Hoteliers hoping for a Christmas miracle
Hoteliers in Bristol are hoping for a Christmas miracle after their businesses were left out in the cold in the recent Autumn Statement.
Members of the Bristol Hoteliers Association (BHA) are particularly concerned about the Chancellor’s announcement that the National Living Wage is to be increased by almost 10% from next April, putting further financial pressure on their businesses.
BHA Chair Raphael Herzog said the extension of the business rates relief scheme is cold comfort in the face of the increased wage costs and the continuing high prices for energy, food and drink.
He said: “The fact that the Chancellor chose to freeze alcohol duty is one less cost for us to take on but it’s only a temporary reprieve, until August next year.

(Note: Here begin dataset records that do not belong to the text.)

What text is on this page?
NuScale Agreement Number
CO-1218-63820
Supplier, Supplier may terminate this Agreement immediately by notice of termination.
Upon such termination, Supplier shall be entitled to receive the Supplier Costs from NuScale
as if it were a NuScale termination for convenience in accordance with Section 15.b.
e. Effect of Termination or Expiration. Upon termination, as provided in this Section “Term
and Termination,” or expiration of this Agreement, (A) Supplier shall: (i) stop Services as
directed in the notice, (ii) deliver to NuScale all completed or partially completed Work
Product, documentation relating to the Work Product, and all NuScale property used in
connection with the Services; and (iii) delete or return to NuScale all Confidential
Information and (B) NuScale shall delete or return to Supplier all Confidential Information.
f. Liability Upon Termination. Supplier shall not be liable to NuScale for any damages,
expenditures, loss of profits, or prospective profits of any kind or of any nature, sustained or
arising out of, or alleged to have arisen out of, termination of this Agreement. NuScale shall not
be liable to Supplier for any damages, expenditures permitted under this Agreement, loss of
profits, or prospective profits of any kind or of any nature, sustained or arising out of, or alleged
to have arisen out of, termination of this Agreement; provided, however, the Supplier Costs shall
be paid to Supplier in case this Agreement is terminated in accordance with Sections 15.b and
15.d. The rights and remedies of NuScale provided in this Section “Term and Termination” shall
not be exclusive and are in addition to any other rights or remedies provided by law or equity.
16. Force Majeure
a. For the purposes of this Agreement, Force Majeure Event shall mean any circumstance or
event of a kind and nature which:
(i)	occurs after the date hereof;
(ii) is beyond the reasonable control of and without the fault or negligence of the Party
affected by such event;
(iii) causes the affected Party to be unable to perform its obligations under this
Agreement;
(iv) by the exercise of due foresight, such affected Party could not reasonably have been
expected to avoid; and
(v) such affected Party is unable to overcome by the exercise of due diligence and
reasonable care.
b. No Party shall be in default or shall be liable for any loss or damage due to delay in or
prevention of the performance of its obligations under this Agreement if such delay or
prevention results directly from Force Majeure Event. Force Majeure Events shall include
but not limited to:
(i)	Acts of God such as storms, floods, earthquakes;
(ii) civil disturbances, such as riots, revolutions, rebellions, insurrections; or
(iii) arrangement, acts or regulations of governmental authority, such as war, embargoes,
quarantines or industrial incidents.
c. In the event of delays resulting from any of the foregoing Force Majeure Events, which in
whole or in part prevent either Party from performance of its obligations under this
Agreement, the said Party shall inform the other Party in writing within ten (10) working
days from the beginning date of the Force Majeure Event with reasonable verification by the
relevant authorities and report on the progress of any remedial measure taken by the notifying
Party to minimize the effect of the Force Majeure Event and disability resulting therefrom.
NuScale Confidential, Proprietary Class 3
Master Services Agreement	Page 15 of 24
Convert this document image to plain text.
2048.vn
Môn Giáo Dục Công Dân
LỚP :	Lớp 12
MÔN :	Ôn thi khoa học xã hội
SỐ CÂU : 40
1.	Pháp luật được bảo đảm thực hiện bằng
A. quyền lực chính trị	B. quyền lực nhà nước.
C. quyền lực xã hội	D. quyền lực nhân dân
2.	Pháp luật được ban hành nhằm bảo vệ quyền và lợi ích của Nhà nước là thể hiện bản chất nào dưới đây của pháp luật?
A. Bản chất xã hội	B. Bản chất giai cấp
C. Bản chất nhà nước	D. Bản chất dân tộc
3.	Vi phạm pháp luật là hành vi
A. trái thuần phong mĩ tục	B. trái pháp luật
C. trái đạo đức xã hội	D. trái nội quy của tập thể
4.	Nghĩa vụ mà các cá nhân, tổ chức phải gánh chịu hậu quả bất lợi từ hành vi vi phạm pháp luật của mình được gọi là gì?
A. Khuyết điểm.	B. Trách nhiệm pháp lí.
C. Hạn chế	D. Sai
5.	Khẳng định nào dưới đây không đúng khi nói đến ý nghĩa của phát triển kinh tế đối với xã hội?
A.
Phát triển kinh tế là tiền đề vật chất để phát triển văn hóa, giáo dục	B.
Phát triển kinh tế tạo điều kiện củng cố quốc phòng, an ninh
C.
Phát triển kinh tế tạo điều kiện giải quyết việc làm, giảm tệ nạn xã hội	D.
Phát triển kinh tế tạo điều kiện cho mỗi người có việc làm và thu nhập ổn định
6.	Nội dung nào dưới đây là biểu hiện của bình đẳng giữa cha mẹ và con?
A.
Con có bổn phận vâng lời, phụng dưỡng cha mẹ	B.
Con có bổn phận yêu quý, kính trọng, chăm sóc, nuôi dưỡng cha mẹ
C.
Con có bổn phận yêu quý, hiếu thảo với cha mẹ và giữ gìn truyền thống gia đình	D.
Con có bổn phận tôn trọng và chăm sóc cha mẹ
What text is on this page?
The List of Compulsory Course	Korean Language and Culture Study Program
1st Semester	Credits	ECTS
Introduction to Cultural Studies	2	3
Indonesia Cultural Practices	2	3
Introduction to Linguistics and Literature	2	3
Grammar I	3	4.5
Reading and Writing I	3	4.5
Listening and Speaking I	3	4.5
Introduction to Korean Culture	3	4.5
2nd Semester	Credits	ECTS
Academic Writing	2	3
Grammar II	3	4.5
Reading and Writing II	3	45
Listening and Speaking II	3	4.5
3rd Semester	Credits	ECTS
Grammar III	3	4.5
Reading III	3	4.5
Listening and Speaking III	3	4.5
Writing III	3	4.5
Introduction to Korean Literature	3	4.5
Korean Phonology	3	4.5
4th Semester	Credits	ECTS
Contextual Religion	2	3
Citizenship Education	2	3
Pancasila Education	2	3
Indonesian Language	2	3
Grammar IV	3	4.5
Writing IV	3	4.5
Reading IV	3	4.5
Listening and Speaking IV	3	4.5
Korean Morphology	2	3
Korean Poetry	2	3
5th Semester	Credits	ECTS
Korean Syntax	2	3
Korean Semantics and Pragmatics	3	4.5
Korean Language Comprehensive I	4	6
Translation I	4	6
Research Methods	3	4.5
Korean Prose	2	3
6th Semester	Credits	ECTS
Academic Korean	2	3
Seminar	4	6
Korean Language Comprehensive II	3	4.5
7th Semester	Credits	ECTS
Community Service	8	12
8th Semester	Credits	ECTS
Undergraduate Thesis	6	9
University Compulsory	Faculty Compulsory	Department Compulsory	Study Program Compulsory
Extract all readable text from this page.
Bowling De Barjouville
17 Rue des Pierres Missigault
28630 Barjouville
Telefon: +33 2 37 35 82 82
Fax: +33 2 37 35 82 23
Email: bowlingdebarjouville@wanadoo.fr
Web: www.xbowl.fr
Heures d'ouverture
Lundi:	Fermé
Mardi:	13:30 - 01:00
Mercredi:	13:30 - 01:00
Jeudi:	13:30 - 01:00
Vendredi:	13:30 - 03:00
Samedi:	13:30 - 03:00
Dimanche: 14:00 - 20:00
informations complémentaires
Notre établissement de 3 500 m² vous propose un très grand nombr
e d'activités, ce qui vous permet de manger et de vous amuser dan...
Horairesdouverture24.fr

“We need longer-term support if our businesses are to be sustainable.
“Industry bodies have, for some time, been calling for reductions in VAT and employer contributions to National Insurance.
“While the measures around business rates and alcohol duty announced in the Autumn Statement are very welcome, there don’t go anywhere near far enough to giving hospitality businesses the support they need.
“While we will just have to try to absorb the cost of the living wage increase as much as we can, as we are reluctant to increase what we charge our customers, but some price rises are likely in order for us to be able to make ends meet.
“The rise in living wage is higher than was forecast in March, and effectively blows out of the water any ‘benefit’ to our businesses through the extension of business rates relief.
“People are still generally being cautious with their money, so if you look at Christmas party bookings, for example, they are currently at a similar level to last year, but nowhere near where they were in 2019.
“We want people to come to us for their festive events, but we’ve had to raise prices for a party at a restaurant or a hotel because the costs to the venues have gone up again, it’s a vicious circle that, without further Government support, is going to take miracle to break out of.
“While any reprieve from increasing costs is going to help, we need long-term support and solutions, not quick-fixes.
“A reduction in VAT is the most effective way the Government can ease the tax burden for the hospitality sector and give businesses which are struggling the most a better chance of being able to keep going.
“The reduced rates of VAT that were introduced during the pandemic were a huge help and if something like that was to be introduced again, even if for a temporary period, it would be a significant show of support and vote of confidence in our sector.”